The richest part of the collection is the General Correspondence series. The letters are longer and more numerous after 1948, when Cain was married to former opera singer Florence Macbeth and moved to Hyattsville, Maryland. Among the correspondents are Charles Angoff, E. Manchester Boddy, Joan Crawford, Ruth Goetz, Allan Nevins, Seán O'Faoláin, Samson Raphaelson and Dorshka (Dorothy Wegman) Raphaelson, Edward G. Robinson, Laurence Stallings, Barbara Stanwyck, Rebecca West, and Katharine Sergeant Angell White and E. B. White. In later years, Cain wrote frequently about the giants of literature he had met -- Ernest Hemingway, F. Scott Fitzgerald, William Faulkner, Sinclair Lewis, and Michael Arlen. Among a younger generation of writers with whom he corresponded were Tom Wolfe (a Cain revivalist), David Madden, Gore Vidal, and Joyce Carol Oates.

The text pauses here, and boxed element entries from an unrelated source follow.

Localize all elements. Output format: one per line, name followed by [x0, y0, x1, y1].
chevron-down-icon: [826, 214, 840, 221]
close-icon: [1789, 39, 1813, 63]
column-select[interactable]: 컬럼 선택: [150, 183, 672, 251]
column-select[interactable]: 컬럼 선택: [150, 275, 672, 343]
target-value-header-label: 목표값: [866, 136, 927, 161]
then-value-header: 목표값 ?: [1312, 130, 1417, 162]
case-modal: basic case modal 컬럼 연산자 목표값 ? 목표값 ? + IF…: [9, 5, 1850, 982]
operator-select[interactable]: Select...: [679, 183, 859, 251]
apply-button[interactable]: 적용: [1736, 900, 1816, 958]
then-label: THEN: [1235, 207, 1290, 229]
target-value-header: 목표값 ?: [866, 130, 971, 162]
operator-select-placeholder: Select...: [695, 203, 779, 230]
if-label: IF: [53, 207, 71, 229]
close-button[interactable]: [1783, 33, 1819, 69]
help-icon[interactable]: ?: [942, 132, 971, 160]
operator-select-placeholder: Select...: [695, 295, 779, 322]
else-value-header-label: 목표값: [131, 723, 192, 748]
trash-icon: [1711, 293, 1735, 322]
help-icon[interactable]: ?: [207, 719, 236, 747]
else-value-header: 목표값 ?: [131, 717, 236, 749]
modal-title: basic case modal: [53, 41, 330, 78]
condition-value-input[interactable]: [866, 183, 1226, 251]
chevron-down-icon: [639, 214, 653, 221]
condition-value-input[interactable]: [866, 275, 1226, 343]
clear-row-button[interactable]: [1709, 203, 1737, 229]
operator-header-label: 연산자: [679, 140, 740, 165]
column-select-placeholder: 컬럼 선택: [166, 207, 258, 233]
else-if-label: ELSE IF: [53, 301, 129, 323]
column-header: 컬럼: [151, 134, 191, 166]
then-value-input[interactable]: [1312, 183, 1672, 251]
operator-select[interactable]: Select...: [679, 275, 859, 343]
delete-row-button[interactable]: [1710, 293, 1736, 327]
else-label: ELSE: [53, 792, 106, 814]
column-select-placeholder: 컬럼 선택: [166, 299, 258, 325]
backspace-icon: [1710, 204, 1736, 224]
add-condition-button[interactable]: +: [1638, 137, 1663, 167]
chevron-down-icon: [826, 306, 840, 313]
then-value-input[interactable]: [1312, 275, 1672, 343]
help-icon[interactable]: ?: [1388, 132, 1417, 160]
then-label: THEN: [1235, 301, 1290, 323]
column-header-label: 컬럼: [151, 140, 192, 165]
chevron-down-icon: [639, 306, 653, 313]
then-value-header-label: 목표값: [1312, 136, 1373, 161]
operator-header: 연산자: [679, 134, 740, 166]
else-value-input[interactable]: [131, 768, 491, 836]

Also in the collection are the letters of Huntington Cairns, Raymond Chandler, James T. Farrell, Wolcott Gibbs, La Nora Griffith, Arthur Hornblow (1893-1976), Paul Hume, E. J. Kahn, Constance Cummings Levy, Carey McWilliams, Gilbert Malcolm, Morris Markey, Hamilton Owens, Wheeler Sammons, Robert B. Sinclair, and Edmund Wilson.
Another topic reflected in these papers is the business aspect of Cain's more than four decades in the writing trade, as documented in income tax records, royalty statements, and correspondence with publishing concerns and agents such as Alfred A. Knopf, Inc., H. N. Swanson, Inc., and Harold Ober Associates. The correspondence with Knopf (both Alfred and Blanche) is personal as well as professional, chronicling Cain's progress as a writer. In the 1940s he led a controversial fight to protect authors' rights and earnings through a centralized authority that would represent writers in the courts, in contract negotiations, and in congressional legislation. Information on this effort is located throughout the General Correspondence. In the Legal File are documents regarding a law suit against Cain for alleged plagiarism, a case he won, and some material pertaining to obscenity cases that plagued him and other writers of the 1930s and 1940s.
Cain was married four times. There is a substantial amount of correspondence with his second and third wives, Elina Sjöstedt Tyszecka and Aileen Pringle, a silent-screen star, but the largest portion of the family papers concerns his fourth wife Florence Macbeth's singing career and the personal and financial papers from her previous marriage. Another topic of importance is Washington College, Chestertown, Maryland, where Cain studied and taught and where his father, James William Cain, was president. The elder Cain wrote an unpublished manuscript on the financial history of the United States that his son donated to the Library of Congress as a separate collection.